At 6:50 AM, I blearily open my eyes. Van Morrison’s “Days Like This” is playing softly near my pillow, kindly letting me know that it is time for my day to begin. I mindlessly grab my iPhone, shut off the alarm, and begin checking the notifications I had missed while asleep. I scroll through my roommate group messages to glean their plans for the day and relive the study struggles some had the night prior. I check Instagram and Snapchat to see how my night owl acquaintances have spent their past evenings, and marvel at sunrise snaps from the early risers. I switch over to my Gmail account and read theSkimm to get a quick glimpse of the state of global affairs before finally dragging myself out of bed for the day ahead.
Before 7:00 AM, I have gathered enough information to know what the day will loosely entail for my close friends, my local BC community, and even the country and globe as a whole. From what I have learned from personal experience, popular culture, and this class, my morning routine is far from unique for those with access to smartphones and the internet. This cultural obsession with digital connection, though undoubtedly immense, is perhaps surprisingly far from universal.
In terms of owning a smartphone or using the internet at least occasionally, there is a 33% gap between developed and developing nations (2015). In these developing areas, only 54% of inhabitants have access to a smartphone or use the internet. Once the smartphone element of this statistic is eliminated, it is estimated that nearly two-thirds of the developing world lack internet access. Despite this, digital presence in emerging markets is rapidly expanding.
Facebook, for example, launched the Internet.org project in August of 2013. The platform, available in 53 countries, aims to provide affordable internet access to the developing world. The application that delivers this service, dubbed Free Basics, gives users access to a number of selected sites and search engines, and of course, Facebook. Zuckerberg pioneered the project on the grounds that connectivity is essential to humanity.

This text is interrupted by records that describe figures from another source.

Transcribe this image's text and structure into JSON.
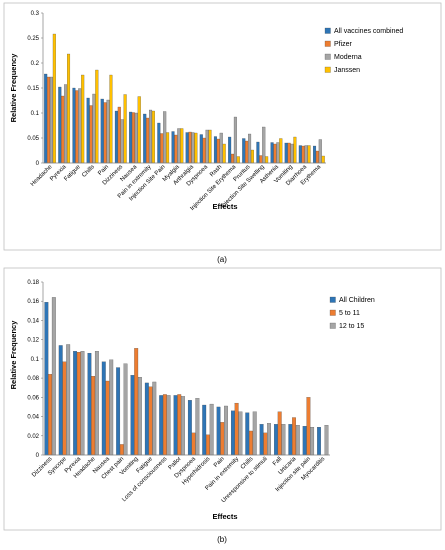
{
  "chart_data": [
    {
      "type": "bar",
      "panel_label": "(a)",
      "xlabel": "Effects",
      "ylabel": "Relative Frequency",
      "ylim": [
        0,
        0.3
      ],
      "yticks": [
        "0",
        "0.05",
        "0.1",
        "0.15",
        "0.2",
        "0.25",
        "0.3"
      ],
      "legend_position": "top-right",
      "grid": false,
      "categories": [
        "Headache",
        "Pyrexia",
        "Fatigue",
        "Chills",
        "Pain",
        "Dizziness",
        "Nausea",
        "Pain in extremity",
        "Injection Site Pain",
        "Myalgia",
        "Arthralgia",
        "Dyspnoea",
        "Rash",
        "Injection Site Erythema",
        "Pruritus",
        "Injection Site Swelling",
        "Asthenia",
        "Vomiting",
        "Diarrhoea",
        "Erythema"
      ],
      "series": [
        {
          "name": "All vaccines combined",
          "color": "#2e75b6",
          "values": [
            0.178,
            0.152,
            0.15,
            0.13,
            0.128,
            0.104,
            0.102,
            0.098,
            0.08,
            0.063,
            0.061,
            0.057,
            0.053,
            0.052,
            0.049,
            0.042,
            0.041,
            0.04,
            0.035,
            0.034
          ]
        },
        {
          "name": "Pfizer",
          "color": "#ed7d31",
          "values": [
            0.172,
            0.134,
            0.145,
            0.115,
            0.121,
            0.112,
            0.101,
            0.09,
            0.059,
            0.056,
            0.062,
            0.05,
            0.048,
            0.018,
            0.044,
            0.015,
            0.038,
            0.04,
            0.034,
            0.024
          ]
        },
        {
          "name": "Moderna",
          "color": "#a5a5a5",
          "values": [
            0.172,
            0.157,
            0.149,
            0.138,
            0.126,
            0.087,
            0.1,
            0.106,
            0.103,
            0.069,
            0.061,
            0.066,
            0.06,
            0.092,
            0.058,
            0.072,
            0.041,
            0.038,
            0.035,
            0.047
          ]
        },
        {
          "name": "Janssen",
          "color": "#ffc000",
          "values": [
            0.258,
            0.218,
            0.176,
            0.186,
            0.176,
            0.137,
            0.133,
            0.104,
            0.061,
            0.069,
            0.06,
            0.066,
            0.038,
            0.013,
            0.026,
            0.013,
            0.049,
            0.052,
            0.035,
            0.014
          ]
        }
      ]
    },
    {
      "type": "bar",
      "panel_label": "(b)",
      "xlabel": "Effects",
      "ylabel": "Relative Frequency",
      "ylim": [
        0,
        0.18
      ],
      "yticks": [
        "0",
        "0.02",
        "0.04",
        "0.06",
        "0.08",
        "0.1",
        "0.12",
        "0.14",
        "0.16",
        "0.18"
      ],
      "legend_position": "top-right",
      "grid": false,
      "categories": [
        "Dizziness",
        "Syncope",
        "Pyrexia",
        "Headache",
        "Nausea",
        "Chest pain",
        "Vomiting",
        "Fatigue",
        "Loss of consciousness",
        "Pallor",
        "Dyspnoea",
        "Hyperhidrosis",
        "Pain",
        "Pain in extremity",
        "Chills",
        "Unresponsive to stimuli",
        "Fall",
        "Urticaria",
        "Injection site pain",
        "Myocarditis"
      ],
      "series": [
        {
          "name": "All Children",
          "color": "#2e75b6",
          "values": [
            0.159,
            0.114,
            0.108,
            0.106,
            0.097,
            0.091,
            0.083,
            0.075,
            0.062,
            0.062,
            0.057,
            0.052,
            0.05,
            0.046,
            0.044,
            0.032,
            0.032,
            0.032,
            0.03,
            0.029
          ]
        },
        {
          "name": "5 to 11",
          "color": "#ed7d31",
          "values": [
            0.084,
            0.097,
            0.107,
            0.082,
            0.077,
            0.011,
            0.111,
            0.071,
            0.063,
            0.063,
            0.023,
            0.021,
            0.034,
            0.054,
            0.025,
            0.023,
            0.045,
            0.039,
            0.06,
            0.0
          ]
        },
        {
          "name": "12 to 15",
          "color": "#a5a5a5",
          "values": [
            0.164,
            0.115,
            0.108,
            0.108,
            0.099,
            0.095,
            0.081,
            0.076,
            0.062,
            0.061,
            0.059,
            0.053,
            0.051,
            0.045,
            0.045,
            0.033,
            0.032,
            0.031,
            0.029,
            0.031
          ]
        }
      ]
    }
  ]
}
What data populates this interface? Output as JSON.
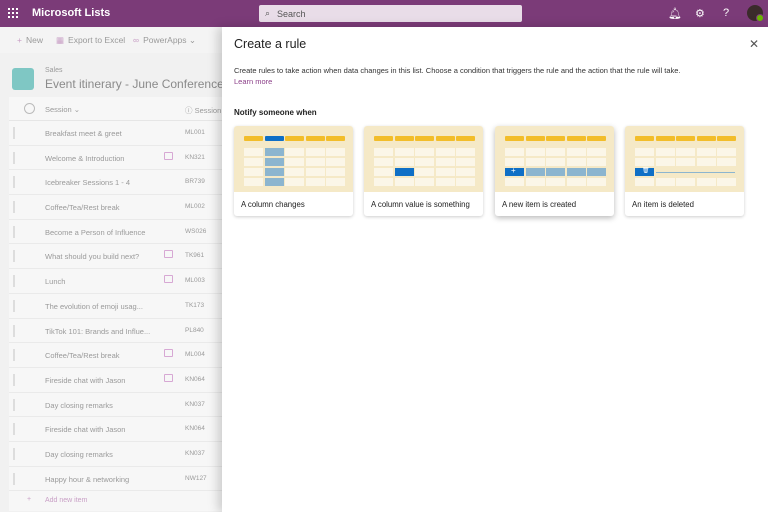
{
  "app": {
    "title": "Microsoft Lists",
    "search_placeholder": "Search",
    "icons": [
      "waffle-icon",
      "bell-icon",
      "gear-icon",
      "help-icon"
    ]
  },
  "commands": {
    "new": "New",
    "export": "Export to Excel",
    "powerapps": "PowerApps"
  },
  "list": {
    "site": "Sales",
    "title": "Event itinerary - June Conference",
    "col_session": "Session",
    "col_code": "Session c",
    "rows": [
      {
        "name": "Breakfast meet & greet",
        "code": "ML001",
        "comment": false
      },
      {
        "name": "Welcome & Introduction",
        "code": "KN321",
        "comment": true
      },
      {
        "name": "Icebreaker Sessions 1 - 4",
        "code": "BR739",
        "comment": false
      },
      {
        "name": "Coffee/Tea/Rest break",
        "code": "ML002",
        "comment": false
      },
      {
        "name": "Become a Person of Influence",
        "code": "WS026",
        "comment": false
      },
      {
        "name": "What should you build next?",
        "code": "TK961",
        "comment": true
      },
      {
        "name": "Lunch",
        "code": "ML003",
        "comment": true
      },
      {
        "name": "The evolution of emoji usag...",
        "code": "TK173",
        "comment": false
      },
      {
        "name": "TikTok 101: Brands and Influe...",
        "code": "PL840",
        "comment": false
      },
      {
        "name": "Coffee/Tea/Rest break",
        "code": "ML004",
        "comment": true
      },
      {
        "name": "Fireside chat with Jason",
        "code": "KN064",
        "comment": true
      },
      {
        "name": "Day closing remarks",
        "code": "KN037",
        "comment": false
      },
      {
        "name": "Fireside chat with Jason",
        "code": "KN064",
        "comment": false
      },
      {
        "name": "Day closing remarks",
        "code": "KN037",
        "comment": false
      },
      {
        "name": "Happy hour & networking",
        "code": "NW127",
        "comment": false
      }
    ],
    "add_new": "Add new item"
  },
  "panel": {
    "title": "Create a rule",
    "description": "Create rules to take action when data changes in this list. Choose a condition that triggers the rule and the action that the rule will take.",
    "learn_more": "Learn more",
    "section": "Notify someone when",
    "cards": [
      {
        "label": "A column changes",
        "kind": "column"
      },
      {
        "label": "A column value is something",
        "kind": "value"
      },
      {
        "label": "A new item is created",
        "kind": "new"
      },
      {
        "label": "An item is deleted",
        "kind": "delete"
      }
    ]
  },
  "colors": {
    "brand": "#7b3b78",
    "accent": "#0f6fc6",
    "header_yellow": "#f2bd2a"
  }
}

“Connectivity is a basic human right” – Mark Zuckerberg, 2014
Despite this, Zuckerberg has received heat for Internet.org from critics in the past, who argue that the selectivity of the sites provided violates the net neutrality laws that Facebook fought so hard for in the United States. The critics do have some merit, as a 2015 poll found that 65% of Nigerians think “Facebook is the internet“. Despite this, Internet.org has still provided internet access to over one billion users, making Internet.org the largest initiative of its kind. Further, Free Basics provide users with just that: free access to basic websites. But after using the Free Basics platform, 50% of new users will pay for data after just a single month of exposure to internet access. Clearly, the benefits of digital connection outweigh the costs–even in the developing world.
Google, not one to be out-innovated, has additionally pioneered a project that aims to increase internet access across the globe. Developed by their Google X engineering lab, Project Loon is “a network of balloons travelling on the edge of space, designed to connect people in rural and remote areas, help fill coverage gaps, and bring people back online after disasters”. These balloons travel through the stratosphere above rural areas carrying signals from Telecommunication companies that have partnered with Google for the project. Users with phones can then connect directly to the network via LTE when a balloon is in their range. In 2015, Project Loon balloons had travelled over 17 million km–and one record balloon managed to cover 17 countries in a single voyage.
Elon Musk additionally believes he can solve the issue. Musk’s SpaceX plan is to launch 4000 internet satellites into low-orbit–a project that would cost a mere $10 billion to execute. Richard Branson’s Virgin Group has additionally entered the market, purchasing a number of internet satellite licensing rights just last year. It is rumored that Space X and Branson’s OneNet could collaborate on a joint project, but we just might get to Mars before the task is completed.
Overall, expanding internet access to the developing world is an important and exciting process. The global community has yet to experience total internet access–but with continued investment and innovation, 100% coverage is not out of range.